We would do well to remember that this feeling we have these days – that each year is worse than the one previously – is partly just that: a feeling. We are increasingly plugged in to the ongoing travesties and horrors of world news and so the effect is d
epressing. It’s a global sinking feeling. And the real worry is that all the increased fears we feel in themselves risk making the world worse.
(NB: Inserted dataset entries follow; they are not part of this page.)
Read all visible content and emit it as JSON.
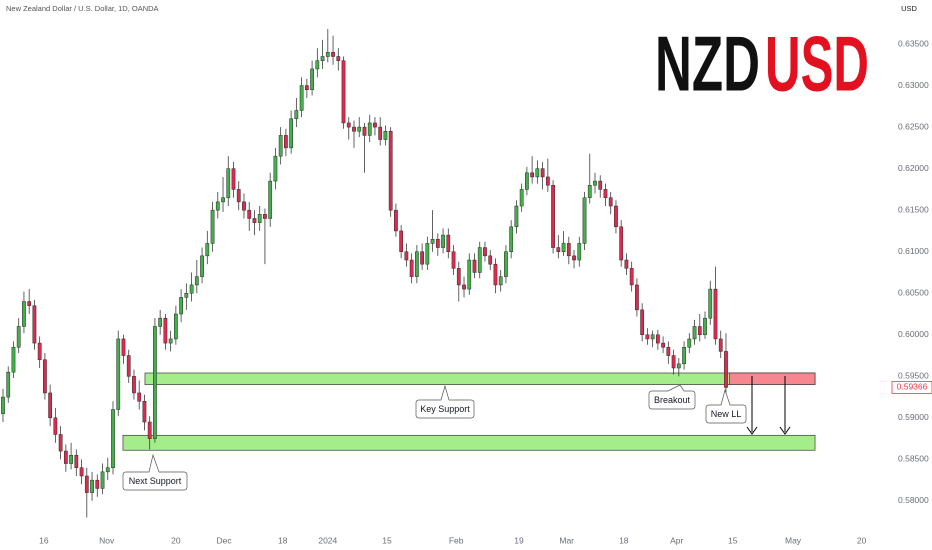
{
  "chart_data": {
    "type": "candlestick",
    "title": "New Zealand Dollar / U.S. Dollar, 1D, OANDA",
    "currency": "USD",
    "logo": [
      "NZD",
      "USD"
    ],
    "up_color": "#43b04a",
    "down_color": "#dc2b4f",
    "ohlc": [
      [
        0.5905,
        0.5935,
        0.5895,
        0.5925
      ],
      [
        0.5925,
        0.5962,
        0.5918,
        0.5955
      ],
      [
        0.5955,
        0.5992,
        0.5948,
        0.5985
      ],
      [
        0.5985,
        0.602,
        0.5978,
        0.601
      ],
      [
        0.601,
        0.6052,
        0.6002,
        0.604
      ],
      [
        0.604,
        0.6055,
        0.6025,
        0.6035
      ],
      [
        0.6035,
        0.6042,
        0.5982,
        0.599
      ],
      [
        0.599,
        0.5998,
        0.596,
        0.597
      ],
      [
        0.597,
        0.5978,
        0.5922,
        0.593
      ],
      [
        0.593,
        0.594,
        0.589,
        0.59
      ],
      [
        0.59,
        0.5912,
        0.587,
        0.588
      ],
      [
        0.588,
        0.589,
        0.585,
        0.586
      ],
      [
        0.586,
        0.5868,
        0.5835,
        0.5845
      ],
      [
        0.5845,
        0.587,
        0.5838,
        0.5855
      ],
      [
        0.5855,
        0.5862,
        0.583,
        0.584
      ],
      [
        0.584,
        0.585,
        0.582,
        0.583
      ],
      [
        0.583,
        0.584,
        0.578,
        0.581
      ],
      [
        0.581,
        0.5835,
        0.58,
        0.5825
      ],
      [
        0.5825,
        0.5832,
        0.5805,
        0.5815
      ],
      [
        0.5815,
        0.5845,
        0.5808,
        0.5835
      ],
      [
        0.5835,
        0.5852,
        0.5825,
        0.584
      ],
      [
        0.584,
        0.592,
        0.5832,
        0.591
      ],
      [
        0.591,
        0.6005,
        0.5902,
        0.5995
      ],
      [
        0.5995,
        0.6,
        0.5965,
        0.5975
      ],
      [
        0.5975,
        0.5982,
        0.5942,
        0.595
      ],
      [
        0.595,
        0.5958,
        0.5922,
        0.593
      ],
      [
        0.593,
        0.5945,
        0.591,
        0.592
      ],
      [
        0.592,
        0.5928,
        0.5885,
        0.5895
      ],
      [
        0.5895,
        0.5902,
        0.5862,
        0.5875
      ],
      [
        0.5875,
        0.602,
        0.587,
        0.601
      ],
      [
        0.601,
        0.603,
        0.6,
        0.602
      ],
      [
        0.602,
        0.6025,
        0.5982,
        0.599
      ],
      [
        0.599,
        0.6005,
        0.598,
        0.5995
      ],
      [
        0.5995,
        0.6035,
        0.5988,
        0.6025
      ],
      [
        0.6025,
        0.6055,
        0.6015,
        0.6045
      ],
      [
        0.6045,
        0.6062,
        0.603,
        0.605
      ],
      [
        0.605,
        0.6075,
        0.604,
        0.606
      ],
      [
        0.606,
        0.609,
        0.605,
        0.607
      ],
      [
        0.607,
        0.6105,
        0.6062,
        0.6095
      ],
      [
        0.6095,
        0.6125,
        0.6085,
        0.611
      ],
      [
        0.611,
        0.616,
        0.61,
        0.615
      ],
      [
        0.615,
        0.6172,
        0.614,
        0.616
      ],
      [
        0.616,
        0.619,
        0.6148,
        0.6165
      ],
      [
        0.6165,
        0.6215,
        0.6155,
        0.62
      ],
      [
        0.62,
        0.6208,
        0.6165,
        0.6175
      ],
      [
        0.6175,
        0.6185,
        0.615,
        0.616
      ],
      [
        0.616,
        0.617,
        0.614,
        0.615
      ],
      [
        0.615,
        0.616,
        0.6125,
        0.614
      ],
      [
        0.614,
        0.615,
        0.612,
        0.6135
      ],
      [
        0.6135,
        0.6155,
        0.6125,
        0.6145
      ],
      [
        0.6145,
        0.6152,
        0.6085,
        0.614
      ],
      [
        0.614,
        0.6195,
        0.613,
        0.6185
      ],
      [
        0.6185,
        0.6225,
        0.6175,
        0.6215
      ],
      [
        0.6215,
        0.625,
        0.6205,
        0.624
      ],
      [
        0.624,
        0.6248,
        0.6215,
        0.6225
      ],
      [
        0.6225,
        0.627,
        0.6218,
        0.626
      ],
      [
        0.626,
        0.6285,
        0.625,
        0.627
      ],
      [
        0.627,
        0.631,
        0.6262,
        0.63
      ],
      [
        0.63,
        0.6308,
        0.6285,
        0.6295
      ],
      [
        0.6295,
        0.633,
        0.6288,
        0.632
      ],
      [
        0.632,
        0.6345,
        0.631,
        0.633
      ],
      [
        0.633,
        0.6355,
        0.632,
        0.6335
      ],
      [
        0.6335,
        0.6368,
        0.6328,
        0.634
      ],
      [
        0.634,
        0.636,
        0.6325,
        0.6335
      ],
      [
        0.6335,
        0.6345,
        0.6318,
        0.633
      ],
      [
        0.633,
        0.6335,
        0.6248,
        0.6255
      ],
      [
        0.6255,
        0.6262,
        0.6235,
        0.625
      ],
      [
        0.625,
        0.6258,
        0.6225,
        0.6245
      ],
      [
        0.6245,
        0.6262,
        0.6238,
        0.625
      ],
      [
        0.625,
        0.6255,
        0.6195,
        0.624
      ],
      [
        0.624,
        0.6265,
        0.6232,
        0.6255
      ],
      [
        0.6255,
        0.6262,
        0.624,
        0.625
      ],
      [
        0.625,
        0.6262,
        0.6228,
        0.6235
      ],
      [
        0.6235,
        0.6252,
        0.6228,
        0.6245
      ],
      [
        0.6245,
        0.625,
        0.6142,
        0.615
      ],
      [
        0.615,
        0.6158,
        0.6118,
        0.6125
      ],
      [
        0.6125,
        0.6132,
        0.6092,
        0.61
      ],
      [
        0.61,
        0.611,
        0.6082,
        0.609
      ],
      [
        0.609,
        0.6098,
        0.6062,
        0.607
      ],
      [
        0.607,
        0.6108,
        0.6062,
        0.61
      ],
      [
        0.61,
        0.611,
        0.6078,
        0.6085
      ],
      [
        0.6085,
        0.6118,
        0.6078,
        0.611
      ],
      [
        0.611,
        0.615,
        0.61,
        0.6115
      ],
      [
        0.6115,
        0.6122,
        0.6095,
        0.6105
      ],
      [
        0.6105,
        0.6128,
        0.6098,
        0.612
      ],
      [
        0.612,
        0.6128,
        0.6092,
        0.61
      ],
      [
        0.61,
        0.6108,
        0.6072,
        0.608
      ],
      [
        0.608,
        0.6088,
        0.604,
        0.606
      ],
      [
        0.606,
        0.607,
        0.6045,
        0.6055
      ],
      [
        0.6055,
        0.6098,
        0.6048,
        0.609
      ],
      [
        0.609,
        0.6098,
        0.6068,
        0.6075
      ],
      [
        0.6075,
        0.6112,
        0.6068,
        0.6105
      ],
      [
        0.6105,
        0.6112,
        0.6088,
        0.6095
      ],
      [
        0.6095,
        0.6102,
        0.6078,
        0.6085
      ],
      [
        0.6085,
        0.6092,
        0.605,
        0.606
      ],
      [
        0.606,
        0.6078,
        0.6052,
        0.607
      ],
      [
        0.607,
        0.6108,
        0.6062,
        0.61
      ],
      [
        0.61,
        0.6138,
        0.6092,
        0.613
      ],
      [
        0.613,
        0.6162,
        0.6122,
        0.6155
      ],
      [
        0.6155,
        0.6182,
        0.6148,
        0.6175
      ],
      [
        0.6175,
        0.6202,
        0.6168,
        0.6195
      ],
      [
        0.6195,
        0.6215,
        0.6182,
        0.619
      ],
      [
        0.619,
        0.621,
        0.6182,
        0.62
      ],
      [
        0.62,
        0.6208,
        0.6175,
        0.619
      ],
      [
        0.619,
        0.6212,
        0.6172,
        0.618
      ],
      [
        0.618,
        0.6186,
        0.6098,
        0.6105
      ],
      [
        0.6105,
        0.612,
        0.6092,
        0.61
      ],
      [
        0.61,
        0.6125,
        0.6095,
        0.611
      ],
      [
        0.611,
        0.6118,
        0.6085,
        0.6095
      ],
      [
        0.6095,
        0.6102,
        0.608,
        0.609
      ],
      [
        0.609,
        0.6118,
        0.6082,
        0.611
      ],
      [
        0.611,
        0.6172,
        0.6102,
        0.6165
      ],
      [
        0.6165,
        0.6218,
        0.6158,
        0.618
      ],
      [
        0.618,
        0.6195,
        0.617,
        0.6185
      ],
      [
        0.6185,
        0.6192,
        0.6165,
        0.6175
      ],
      [
        0.6175,
        0.6182,
        0.6155,
        0.6165
      ],
      [
        0.6165,
        0.6172,
        0.6145,
        0.6155
      ],
      [
        0.6155,
        0.6162,
        0.6122,
        0.613
      ],
      [
        0.613,
        0.6138,
        0.6082,
        0.609
      ],
      [
        0.609,
        0.6098,
        0.6072,
        0.608
      ],
      [
        0.608,
        0.6088,
        0.6052,
        0.606
      ],
      [
        0.606,
        0.6068,
        0.6022,
        0.603
      ],
      [
        0.603,
        0.6038,
        0.5992,
        0.6
      ],
      [
        0.6,
        0.6008,
        0.5988,
        0.5995
      ],
      [
        0.5995,
        0.6005,
        0.5985,
        0.6
      ],
      [
        0.6,
        0.6006,
        0.5982,
        0.599
      ],
      [
        0.599,
        0.5998,
        0.5978,
        0.5985
      ],
      [
        0.5985,
        0.5992,
        0.5965,
        0.5975
      ],
      [
        0.5975,
        0.5982,
        0.5952,
        0.596
      ],
      [
        0.596,
        0.5972,
        0.595,
        0.5965
      ],
      [
        0.5965,
        0.5992,
        0.5958,
        0.5985
      ],
      [
        0.5985,
        0.6002,
        0.5978,
        0.5995
      ],
      [
        0.5995,
        0.6018,
        0.5988,
        0.601
      ],
      [
        0.601,
        0.6025,
        0.5992,
        0.6
      ],
      [
        0.6,
        0.6028,
        0.5995,
        0.602
      ],
      [
        0.602,
        0.6065,
        0.6012,
        0.6055
      ],
      [
        0.6055,
        0.6082,
        0.5988,
        0.5995
      ],
      [
        0.5995,
        0.6005,
        0.5972,
        0.598
      ],
      [
        0.598,
        0.6002,
        0.593,
        0.59366
      ]
    ],
    "xlim": [
      -0.57,
      167.4
    ],
    "xticks": [
      {
        "value": 7.8,
        "label": "16"
      },
      {
        "value": 19.8,
        "label": "Nov"
      },
      {
        "value": 33.0,
        "label": "20"
      },
      {
        "value": 42.2,
        "label": "Dec"
      },
      {
        "value": 53.4,
        "label": "18"
      },
      {
        "value": 62.0,
        "label": "2024"
      },
      {
        "value": 73.3,
        "label": "15"
      },
      {
        "value": 86.5,
        "label": "Feb"
      },
      {
        "value": 98.5,
        "label": "19"
      },
      {
        "value": 107.6,
        "label": "Mar"
      },
      {
        "value": 118.5,
        "label": "18"
      },
      {
        "value": 128.6,
        "label": "Apr"
      },
      {
        "value": 139.3,
        "label": "15"
      },
      {
        "value": 150.8,
        "label": "May"
      },
      {
        "value": 163.9,
        "label": "20"
      }
    ],
    "ylim": [
      0.5765,
      0.6403
    ],
    "yticks": [
      {
        "value": 0.58,
        "label": "0.58000"
      },
      {
        "value": 0.585,
        "label": "0.58500"
      },
      {
        "value": 0.59,
        "label": "0.59000"
      },
      {
        "value": 0.595,
        "label": "0.59500"
      },
      {
        "value": 0.6,
        "label": "0.60000"
      },
      {
        "value": 0.605,
        "label": "0.60500"
      },
      {
        "value": 0.61,
        "label": "0.61000"
      },
      {
        "value": 0.615,
        "label": "0.61500"
      },
      {
        "value": 0.62,
        "label": "0.62000"
      },
      {
        "value": 0.625,
        "label": "0.62500"
      },
      {
        "value": 0.63,
        "label": "0.63000"
      },
      {
        "value": 0.635,
        "label": "0.63500"
      }
    ],
    "last_price": {
      "value": 0.59366,
      "label": "0.59366"
    },
    "zones": [
      {
        "name": "Key Support",
        "low": 0.594,
        "high": 0.5954,
        "x": [
          27.1,
          155
        ],
        "color": "#a5ec8a"
      },
      {
        "name": "Next Support",
        "low": 0.5861,
        "high": 0.5879,
        "x": [
          22.9,
          155
        ],
        "color": "#a5ec8a"
      },
      {
        "low": 0.594,
        "high": 0.5954,
        "x": [
          138.7,
          155
        ],
        "color": "#f4878f"
      }
    ],
    "annotations": [
      "Breakout",
      "New LL"
    ]
  }
}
If we see footage of a terrorist attack happening it becomes far easier to imagine another one happening, at any time, wherever we live. It doesn’t matter if, rationally, we know that we are far more likely to die from cancer or suicide or a traffic accident, the sensational terror we have seen on the news becomes the one that dominates our thoughts. And politicians exploit this, and ramp up the fears and create more division. Which leads to more instability and more opportunities for terrorists to do what they set out to do: cause terror. And then the politicians or political agitators ramp up the fear even higher.
It is like someone who is ill with a compulsive disorder continually underlining their fears – staying indoors, or washing their hands 200 times a day. They are actually doing more to hurt themselves, in the name of protecting themselves. But this time the disorder isn’t individual. It is social. It is global.
Shocks to the system
THE WORD ‘SHOCK’ crops up increasingly among political commentators on TV. You watch/read/scroll the news in the 21st century and it feels like a continual barrage of it. Of shock.
‘Oh crap, what now?’ That becomes the general reaction.
You click on your favourite news site in the morning and flinch.
Shock may be an unpleasant thing for an individual or a society to experience, but it can be a useful political tool. Ask anyone who has ever had a full-blown panic attack and they will tell you that it makes you think about nothing else but the fear. If you are shocked you are confused. You aren’t thinking straight. You become passive. You go where the people tell you to go.